日本近海で捕れるタコには多くの種類がありますが、食用とされるマダコ科の主な種として、温熱帯性種(南西日本〜東南アジア)のマダコ、マメダコ、マツバダコ、シマダコ、イイダコ、テナガダコなどがあり、また、亜寒帯性種(東北日本以北)のミズダコ、ヤナギダコ、エゾクモダコなどが分布していると記録されています。

伊勢志摩では様々な魚貝類が豊富に獲れることで有名ですが、その中で実はタコもよく獲れます。
イイダコ
(Octopus ocellatusi) も捕れるのですが、量的に少なく市場の価格もマダコより安いようです。

志摩地方で獲れる蛸のほとんどがマダコ(Octopus vulgarisi)で、どこの料理屋さんでも地ダコとして見ることができます。

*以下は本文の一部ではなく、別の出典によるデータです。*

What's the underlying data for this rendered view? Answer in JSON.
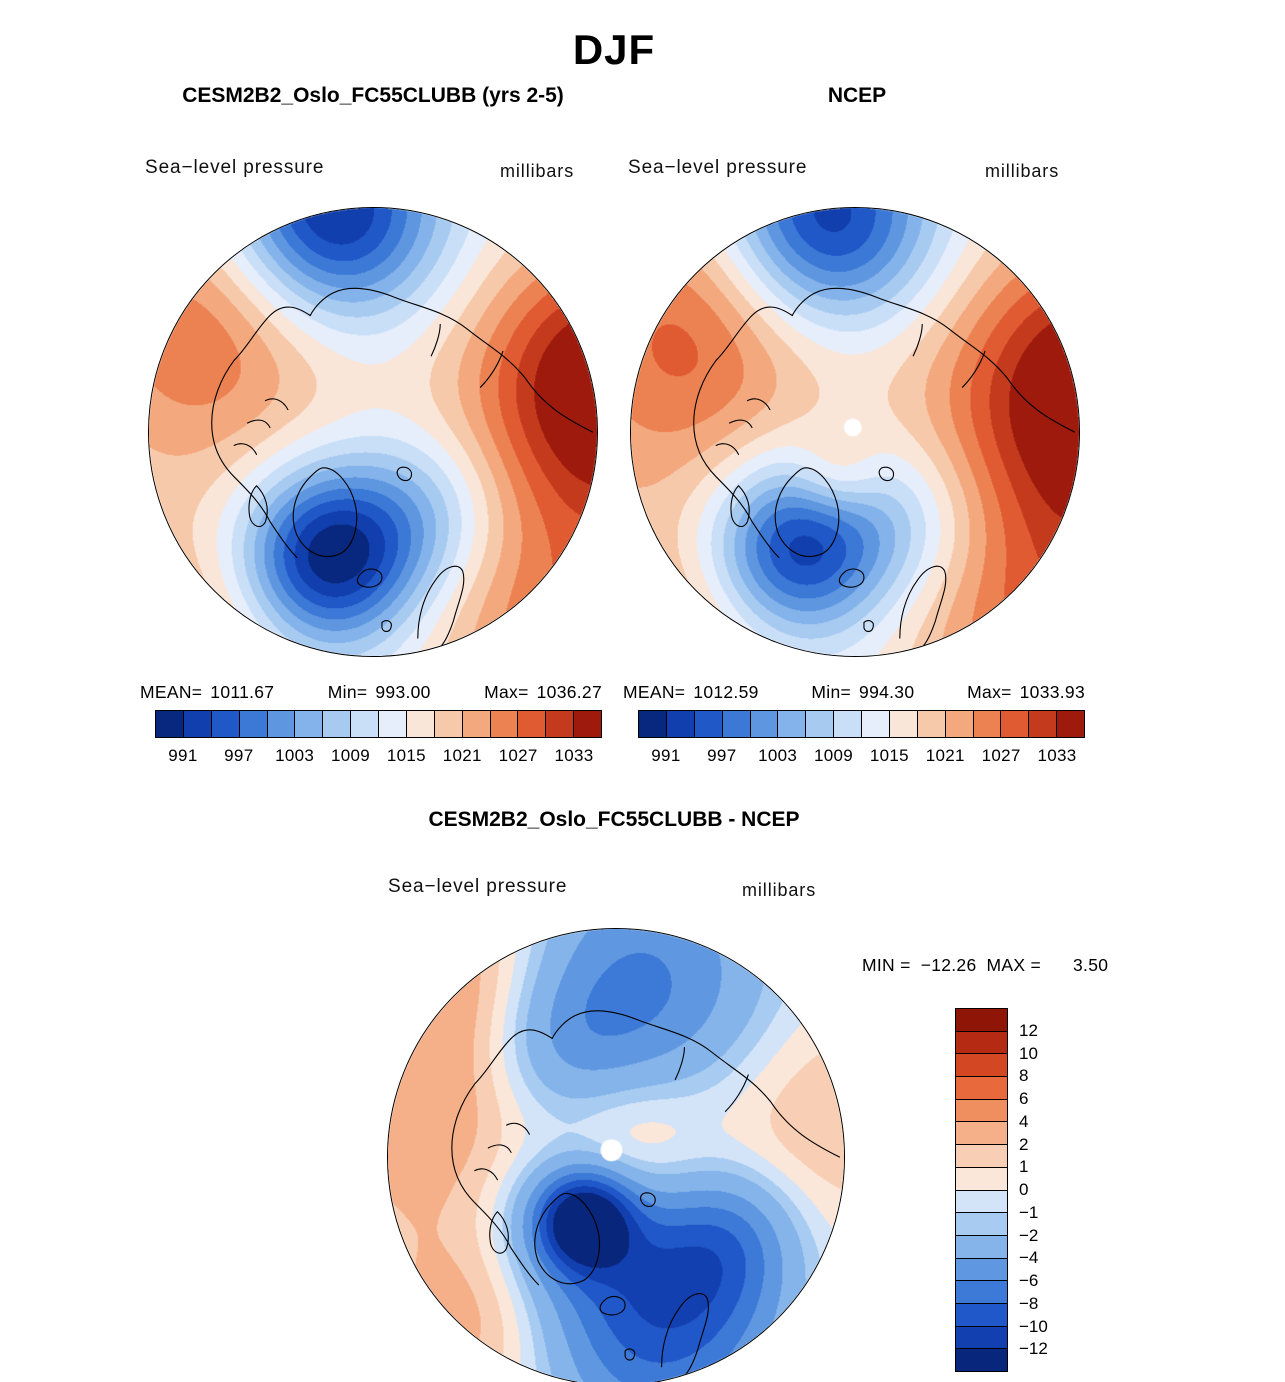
{
  "title": "DJF",
  "panels": [
    {
      "title": "CESM2B2_Oslo_FC55CLUBB (yrs 2-5)",
      "field_label": "Sea−level pressure",
      "units_label": "millibars",
      "stats": {
        "mean_label": "MEAN=",
        "mean": "1011.67",
        "min_label": "Min=",
        "min": "993.00",
        "max_label": "Max=",
        "max": "1036.27"
      },
      "colorbar_ticks": [
        "991",
        "997",
        "1003",
        "1009",
        "1015",
        "1021",
        "1027",
        "1033"
      ]
    },
    {
      "title": "NCEP",
      "field_label": "Sea−level pressure",
      "units_label": "millibars",
      "stats": {
        "mean_label": "MEAN=",
        "mean": "1012.59",
        "min_label": "Min=",
        "min": "994.30",
        "max_label": "Max=",
        "max": "1033.93"
      },
      "colorbar_ticks": [
        "991",
        "997",
        "1003",
        "1009",
        "1015",
        "1021",
        "1027",
        "1033"
      ]
    }
  ],
  "diff_panel": {
    "title": "CESM2B2_Oslo_FC55CLUBB - NCEP",
    "field_label": "Sea−level pressure",
    "units_label": "millibars",
    "stats": {
      "min_label": "MIN =",
      "min": "−12.26",
      "max_label": "MAX =",
      "max": "3.50"
    },
    "colorbar_ticks": [
      "12",
      "10",
      "8",
      "6",
      "4",
      "2",
      "1",
      "0",
      "−1",
      "−2",
      "−4",
      "−6",
      "−8",
      "−10",
      "−12"
    ]
  },
  "colors": {
    "background": "#ffffff",
    "coastline": "#000000",
    "slp_palette": [
      "#08277e",
      "#123fae",
      "#2058c8",
      "#3c79d6",
      "#5e97e0",
      "#83b3ea",
      "#a7caf1",
      "#c9def7",
      "#e6eefb",
      "#fae6d9",
      "#f7c9ab",
      "#f3a87e",
      "#ec8252",
      "#e05b31",
      "#c43a1c",
      "#9e1a0c"
    ],
    "diff_palette": [
      "#07267c",
      "#1240b0",
      "#2158c9",
      "#3d7ad7",
      "#5f98e1",
      "#84b4ea",
      "#a8cbf1",
      "#d3e4f8",
      "#fbe7da",
      "#f8cfb4",
      "#f5b08a",
      "#ef8f60",
      "#e8693c",
      "#d44723",
      "#b52a12",
      "#8f1507"
    ]
  },
  "chart_data": [
    {
      "type": "heatmap",
      "subtype": "filled-contour-map",
      "projection": "north-polar-stereographic",
      "season": "DJF",
      "title": "CESM2B2_Oslo_FC55CLUBB (yrs 2-5)",
      "variable": "Sea-level pressure",
      "units": "millibars",
      "stats": {
        "mean": 1011.67,
        "min": 993.0,
        "max": 1036.27
      },
      "contour_interval_mb": 3,
      "colorbar_tick_values": [
        991,
        997,
        1003,
        1009,
        1015,
        1021,
        1027,
        1033
      ],
      "features": [
        {
          "feature": "low",
          "location": "North Pacific / Aleutian sector (top of disk)"
        },
        {
          "feature": "deep low",
          "location": "Iceland / North Atlantic sector (bottom-center)",
          "approx_min_mb": 993
        },
        {
          "feature": "strong high",
          "location": "Siberia sector (right edge)",
          "approx_max_mb": 1036
        },
        {
          "feature": "weak high",
          "location": "North America sector (left)"
        }
      ]
    },
    {
      "type": "heatmap",
      "subtype": "filled-contour-map",
      "projection": "north-polar-stereographic",
      "season": "DJF",
      "title": "NCEP",
      "variable": "Sea-level pressure",
      "units": "millibars",
      "stats": {
        "mean": 1012.59,
        "min": 994.3,
        "max": 1033.93
      },
      "contour_interval_mb": 3,
      "colorbar_tick_values": [
        991,
        997,
        1003,
        1009,
        1015,
        1021,
        1027,
        1033
      ],
      "features": [
        {
          "feature": "low",
          "location": "North Pacific / Aleutian sector (top of disk)"
        },
        {
          "feature": "deep low",
          "location": "Iceland / North Atlantic sector (bottom-center)",
          "approx_min_mb": 994
        },
        {
          "feature": "strong high",
          "location": "Siberia sector (right edge)",
          "approx_max_mb": 1034
        },
        {
          "feature": "weak high",
          "location": "North America sector (left)"
        }
      ]
    },
    {
      "type": "heatmap",
      "subtype": "filled-contour-map",
      "projection": "north-polar-stereographic",
      "season": "DJF",
      "title": "CESM2B2_Oslo_FC55CLUBB - NCEP",
      "variable": "Sea-level pressure difference",
      "units": "millibars",
      "stats": {
        "min": -12.26,
        "max": 3.5
      },
      "colorbar_tick_values": [
        12,
        10,
        8,
        6,
        4,
        2,
        1,
        0,
        -1,
        -2,
        -4,
        -6,
        -8,
        -10,
        -12
      ],
      "features": [
        {
          "feature": "strong negative bias",
          "location": "Greenland / Iceland sector",
          "approx_min_mb": -12.26
        },
        {
          "feature": "negative bias",
          "location": "Scandinavia / northern Europe (bottom of disk)"
        },
        {
          "feature": "negative bias",
          "location": "eastern Siberia / Arctic (top of disk)"
        },
        {
          "feature": "weak positive bias",
          "location": "central Arctic and North America sectors",
          "approx_max_mb": 3.5
        }
      ]
    }
  ]
}
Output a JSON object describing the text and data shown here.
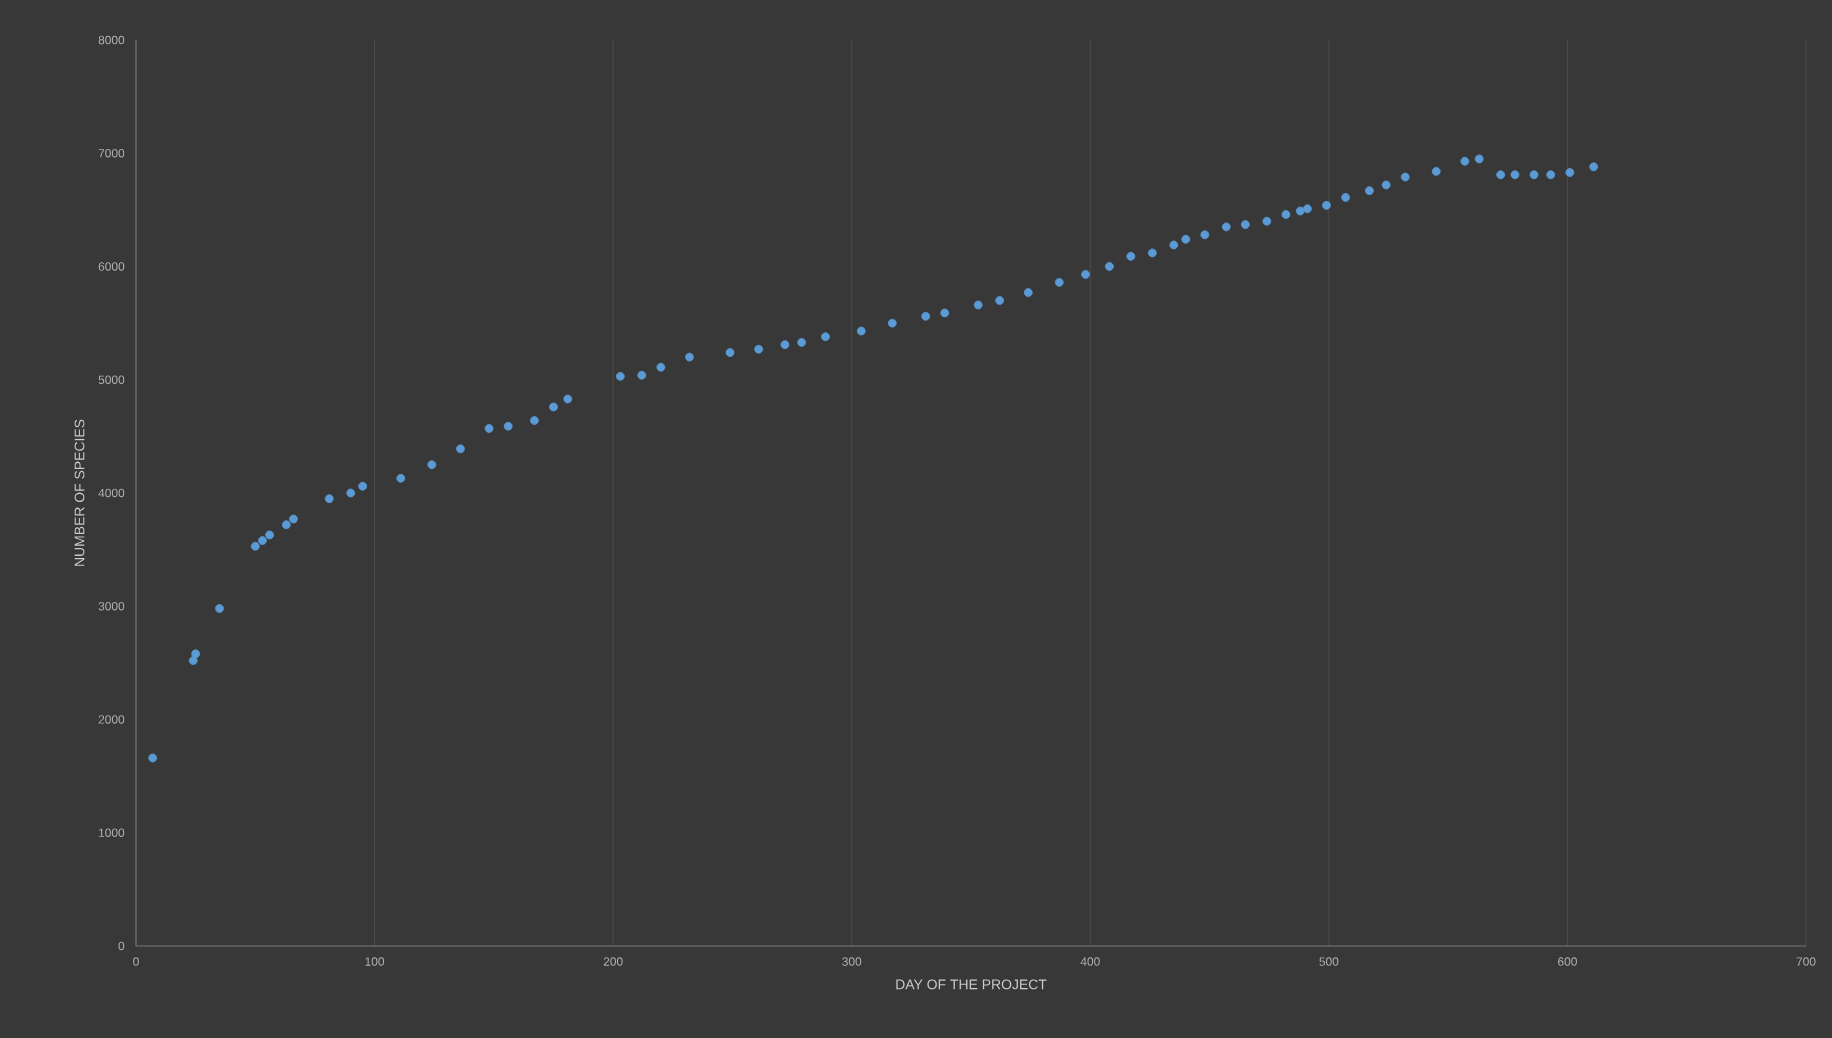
{
  "chart_data": {
    "type": "scatter",
    "xlabel": "DAY OF THE PROJECT",
    "ylabel": "NUMBER OF SPECIES",
    "x": [
      7,
      24,
      25,
      35,
      50,
      53,
      56,
      63,
      66,
      81,
      90,
      95,
      111,
      124,
      136,
      148,
      156,
      167,
      175,
      181,
      203,
      212,
      220,
      232,
      249,
      261,
      272,
      279,
      289,
      304,
      317,
      331,
      339,
      353,
      362,
      374,
      387,
      398,
      408,
      417,
      426,
      435,
      440,
      448,
      457,
      465,
      474,
      482,
      488,
      491,
      499,
      507,
      517,
      524,
      532,
      545,
      557,
      563,
      572,
      578,
      586,
      593,
      601,
      611
    ],
    "values": [
      1660,
      2520,
      2580,
      2980,
      3530,
      3580,
      3630,
      3720,
      3770,
      3950,
      4000,
      4060,
      4130,
      4250,
      4390,
      4570,
      4590,
      4640,
      4760,
      4830,
      5030,
      5040,
      5110,
      5200,
      5240,
      5270,
      5310,
      5330,
      5380,
      5430,
      5500,
      5560,
      5590,
      5660,
      5700,
      5770,
      5860,
      5930,
      6000,
      6090,
      6120,
      6190,
      6240,
      6280,
      6350,
      6370,
      6400,
      6460,
      6490,
      6510,
      6540,
      6610,
      6670,
      6720,
      6790,
      6840,
      6930,
      6950,
      6810,
      6810,
      6810,
      6810,
      6830,
      6880
    ],
    "color": "#5b9bd5",
    "marker": "circle",
    "grid": "x",
    "xlim": [
      0,
      700
    ],
    "xticks": [
      0,
      100,
      200,
      300,
      400,
      500,
      600,
      700
    ],
    "ylim": [
      0,
      8000
    ],
    "yticks": [
      0,
      1000,
      2000,
      3000,
      4000,
      5000,
      6000,
      7000,
      8000
    ]
  }
}
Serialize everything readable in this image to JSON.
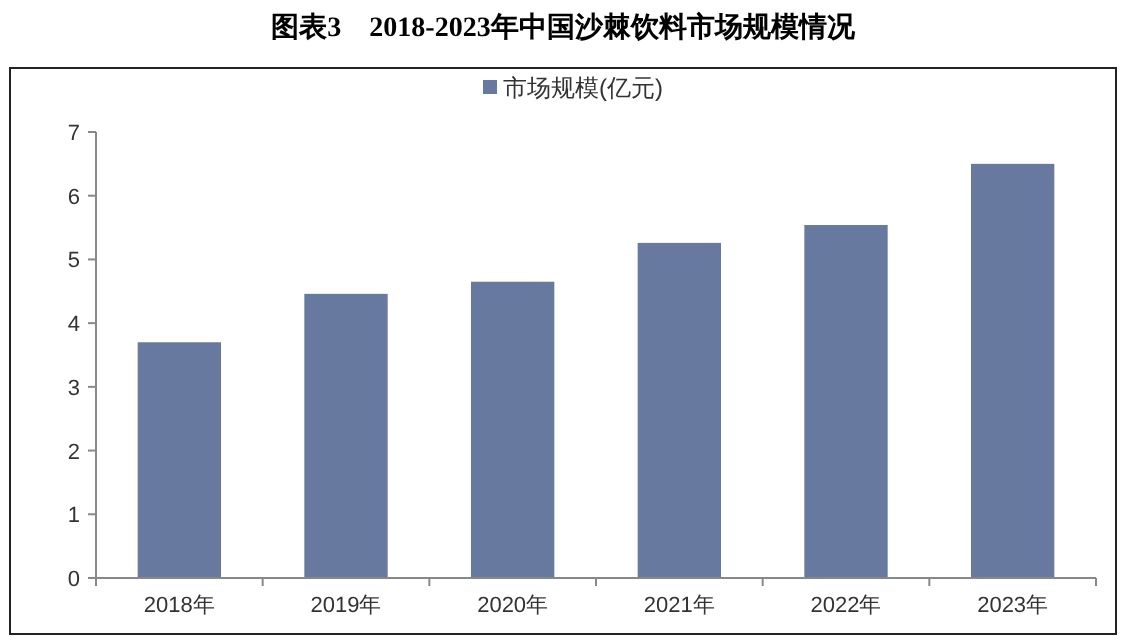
{
  "chart_data": {
    "type": "bar",
    "title": "图表3　2018-2023年中国沙棘饮料市场规模情况",
    "categories": [
      "2018年",
      "2019年",
      "2020年",
      "2021年",
      "2022年",
      "2023年"
    ],
    "series": [
      {
        "name": "市场规模(亿元)",
        "color": "#67799f",
        "values": [
          3.7,
          4.46,
          4.65,
          5.26,
          5.54,
          6.5
        ]
      }
    ],
    "ylim": [
      0,
      7
    ],
    "yticks": [
      0,
      1,
      2,
      3,
      4,
      5,
      6,
      7
    ],
    "grid": false,
    "legend": "top"
  }
}
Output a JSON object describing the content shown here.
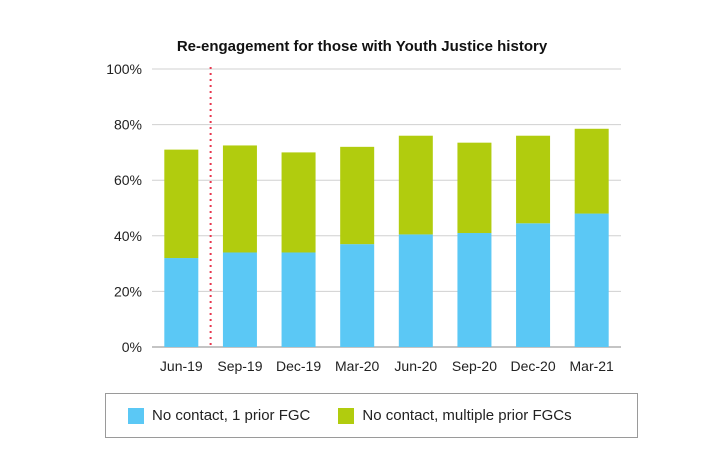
{
  "chart_data": {
    "type": "bar",
    "stacked": true,
    "title": "Re-engagement for those with Youth Justice history",
    "categories": [
      "Jun-19",
      "Sep-19",
      "Dec-19",
      "Mar-20",
      "Jun-20",
      "Sep-20",
      "Dec-20",
      "Mar-21"
    ],
    "series": [
      {
        "name": "No contact, 1 prior FGC",
        "color": "#5bc8f5",
        "values": [
          32,
          34,
          34,
          37,
          40.5,
          41,
          44.5,
          48
        ]
      },
      {
        "name": "No contact, multiple prior FGCs",
        "color": "#b1cc0e",
        "values": [
          39,
          38.5,
          36,
          35,
          35.5,
          32.5,
          31.5,
          30.5
        ]
      }
    ],
    "ylim": [
      0,
      100
    ],
    "y_ticks": [
      "0%",
      "20%",
      "40%",
      "60%",
      "80%",
      "100%"
    ],
    "grid": true,
    "legend_position": "bottom",
    "marker_after_category": "Jun-19",
    "marker_color": "#e8384f"
  }
}
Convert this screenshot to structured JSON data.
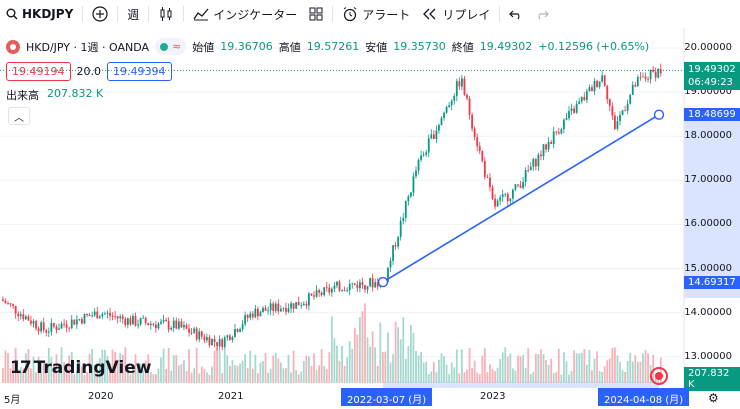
{
  "toolbar": {
    "symbol": "HKDJPY",
    "interval": "週",
    "indicators": "インジケーター",
    "alert": "アラート",
    "replay": "リプレイ"
  },
  "legend": {
    "title": "HKD/JPY · 1週 · OANDA",
    "open_label": "始値",
    "open": "19.36706",
    "high_label": "高値",
    "high": "19.57261",
    "low_label": "安値",
    "low": "19.35730",
    "close_label": "終値",
    "close": "19.49302",
    "change": "+0.12596 (+0.65%)",
    "bid": "19.49194",
    "spread": "20.0",
    "ask": "19.49394",
    "volume_label": "出来高",
    "volume": "207.832 K"
  },
  "price_axis": {
    "ticks": [
      "20.00000",
      "19.00000",
      "18.00000",
      "17.00000",
      "16.00000",
      "15.00000",
      "14.00000",
      "13.00000"
    ],
    "last_price": "19.49302",
    "countdown": "06:49:23",
    "line_end_price": "18.48699",
    "line_start_price": "14.69317",
    "volume_tag": "207.832 K"
  },
  "time_axis": {
    "labels": [
      "5月",
      "2020",
      "2021",
      "2023"
    ],
    "start_tag": "2022-03-07 (月)",
    "end_tag": "2024-04-08 (月)"
  },
  "branding": {
    "logo": "TradingView"
  },
  "colors": {
    "up": "#089981",
    "down": "#f23645",
    "accent": "#2962ff",
    "vol_up": "#a5d8cf",
    "vol_down": "#f7b2b8"
  },
  "chart_data": {
    "type": "candlestick",
    "symbol": "HKD/JPY",
    "interval": "1W",
    "ylim": [
      12.6,
      20.2
    ],
    "x_start": "2019-04",
    "x_end": "2024-05",
    "approx_close_path": [
      {
        "date": "2019-04",
        "value": 14.3
      },
      {
        "date": "2019-08",
        "value": 13.6
      },
      {
        "date": "2020-01",
        "value": 14.0
      },
      {
        "date": "2020-04",
        "value": 13.8
      },
      {
        "date": "2020-08",
        "value": 13.7
      },
      {
        "date": "2020-12",
        "value": 13.3
      },
      {
        "date": "2021-03",
        "value": 14.0
      },
      {
        "date": "2021-07",
        "value": 14.2
      },
      {
        "date": "2021-11",
        "value": 14.6
      },
      {
        "date": "2022-03",
        "value": 14.7
      },
      {
        "date": "2022-06",
        "value": 17.3
      },
      {
        "date": "2022-10",
        "value": 19.3
      },
      {
        "date": "2023-01",
        "value": 16.4
      },
      {
        "date": "2023-03",
        "value": 16.8
      },
      {
        "date": "2023-07",
        "value": 18.2
      },
      {
        "date": "2023-11",
        "value": 19.4
      },
      {
        "date": "2023-12",
        "value": 18.2
      },
      {
        "date": "2024-02",
        "value": 19.2
      },
      {
        "date": "2024-04",
        "value": 19.49
      }
    ],
    "trendline": {
      "from": {
        "date": "2022-03-07",
        "value": 14.69317
      },
      "to": {
        "date": "2024-04-08",
        "value": 18.48699
      }
    }
  }
}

 文献によると、マダコは軟体動物門・頭足網・無触毛類・マダコ科の動物で、全長60cm、外套長(頭と呼ばれる部分)が11cm位、体の表面にはやや縦長の大小の無数の突起があり、色はふつう暗褐色ですが、周囲の色によって変化させることができます。
腕はご存じの
8本、吸盤が160〜190個位あり、筋肉質で非常に力が強いのが特徴です。

 マダコは暖かい海水を好んで住み、日本では太平洋側で宮城県、日本海側では青森県あたりが北限となっています。
タコは海水の温度が
12度くらいになると食欲が減少し、7度まで下がると完全に餌を食べず、さらに五度まで下がると死んでしまいます。南は台湾あたりまで分布し、浅瀬から水深200mくらいまでの岩礁地帯や砂・泥地などに住んでいますが、泥地には少ないようです。

 産卵期は九月頃で、白色の卵を岩棚の下や天井などに房状に釣り下げるようにして産みつけ、母タコはこの卵を水流を吹き付けてクリーニングし、泥やバクテリアなどの影響から防ぐということです。